Trump, Fox, Kelly and the history, hype and hope of debates
What's going on with presidential primary debates?
And I don't mean the latest issue many will think of first: The flap between Fox News and GOP front-runner Donald Trump over Fox News anchor Megyn Kelly.
Granted, the discussion over which journalists will or will not get to ask questions in televised debates generally plays out behind closed doors — in talks between campaign officials and debate sponsors — not in the Twittersphere and in the nightly news.
Rather, the observation that should catch the attention of First Amendment advocates is Trump's view of the purpose behind this last Republican debate before the Iowa primary, apparently shared by many, that the point of the exercise is television ratings and network profits.
"Why should the networks continue to get rich on the debates?" Trump told reporters at a news conference in Iowa. "Why do I have to make Fox rich?" And after pulling out of the debate, he wrote on Twitter about Fox: "Let's see how they do with the ratings. Let's see how many people watch."
What about informing the public? What about letting voters see candidates testing their positions — and yes, their demeanor — through a set of informed questions that speak to the great issues of the day? And where's the obligation of candidates to "stand for election," not just stand behind a podium as entertainment?
In 1928, the League of Women Voters sponsored weekly, 30-minute nationally broadcast presidential debates on NBC radio — but without the actual candidates, Herbert Hoover and Al Smith. Speakers in the 10-month series ranged from college students to newspaper columnists to political cronies.
The first televised debates involving a presidential election were in 1960, a series of broadcasts between Vice President Richard Nixon, the Republican nominee, and Sen. John F. Kennedy, the Democratic candidate.
In the book "Inside the Presidential Debates: Their Improbable Past and Promising Future," authors Newton Minow and Craig L. LaMay noted that negotiations between the government and broadcasters to hold the debates included a waiver of the federal "equal time" provision that would have meant allowing a host of other candidates on stage.
After promises by the networks to Congress to provide at least eight hours of free airtime to each major candidate, Minnow and LaMay wrote, "the 1960 debates ran without interruption even for local station breaks." Broadcasting magazine "estimated that the four debates that year cost each of the networks … about $6 million overall — and their affiliates many millions more," they said.
Both before and after Nixon and Kennedy squared off, there were differences over the value of the debates and about the journalists facing the candidates.
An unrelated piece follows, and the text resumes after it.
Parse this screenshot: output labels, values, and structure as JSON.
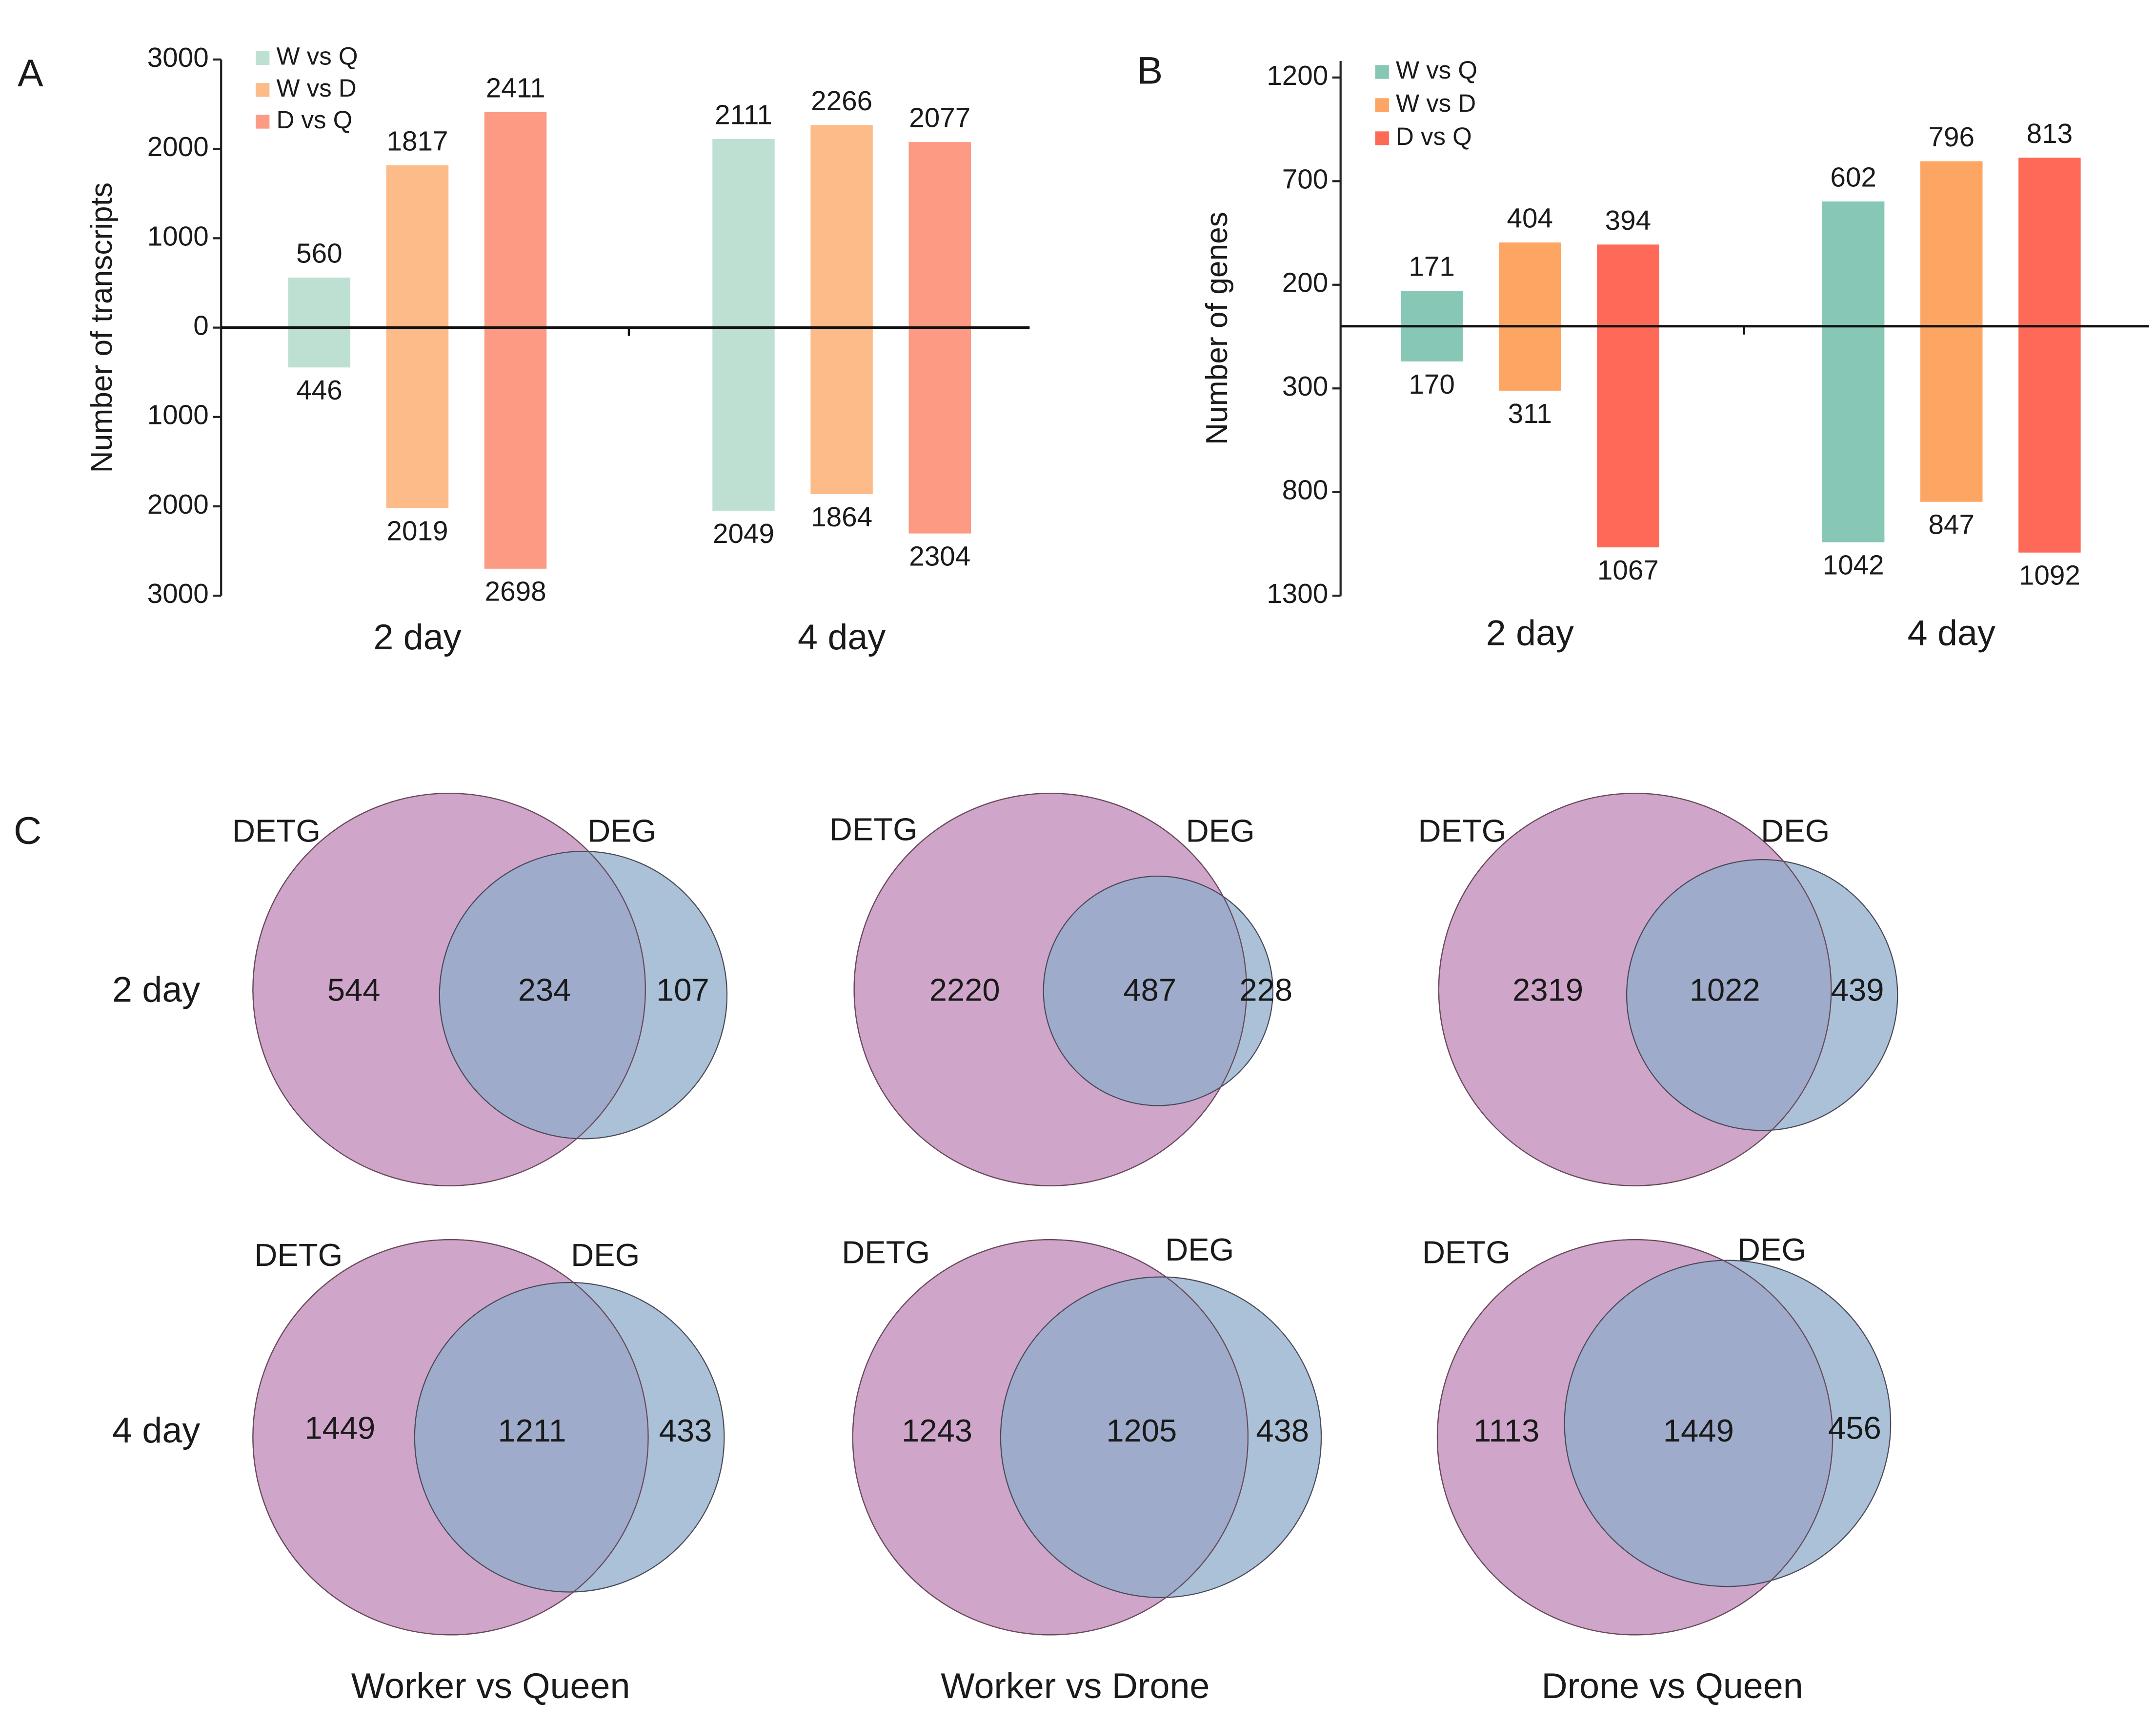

The New York Times complained that the questioners all were broadcasters and not from the usual set of newspaper reporters and columnists who trailed and talked with candidates.
And while author Theodore White, in his famed book "The Making of the President 1960" called the TV exchanges a positive "revolution born of the ceaseless American ingenuity in technology," The Times later called the debates "a powder puff performance" that, while entertaining to some, failed to bring any new insight to voters.
Journalists have at times also courted debate controversy. In 1988, CNN's Bernard Shaw asked Democratic candidate Michael Dukakis, "If Kitty Dukakis (the candidate's wife, who was in the audience) were raped and murdered, would you favor an irrevocable death penalty for the killer?" The audience gasped, other journalists gaped, and the candidate replied coolly that he would not change his longtime opposition to capital punishment. Many saw that exchange as ending the Democrat's presidential chances.
Back to Trump's dispute with Fox over Kelly, and his threat to damage ratings by not participating. Certainly in this presidential cycle, there's undeniable value in "the show." A Fox News telecast of a GOP primary debate in August had 24 million viewers, its highest ever, and among the most-viewed events in cable TV history —beating, I'd note, a former chart-topper, "Night of the Walking Dead.") CNBC, a perennial bottom-dweller in TV audience, drew its record audience of 14 million viewers by airing a Republican primary debate in late October; and Fox Business Network did the same a month later.
But the point of free-and-open exchanges between candidates — and, indeed, the reason the First Amendment provides it highest protection for political speech — is not about entertainment or economics. Televised debates, and the questions that panelists pose, should serve as electronic surrogates for each of us.
The point should not be "gotcha" or "got viewers," but that viewers and voters got better acquainted with the candidates and their views, via the unique collective experience of a few hours on either side of the screen. We speak freely so that we can debate, discuss, disagree and then find common ground for the common good.
Maybe not the makings of a ratings smash, a moment to make a media career, or even a good political tactic. But good for us.
Gene Policinski is chief operating officer of the Newseum Institute and senior vice president of the Institute's First Amendment Center.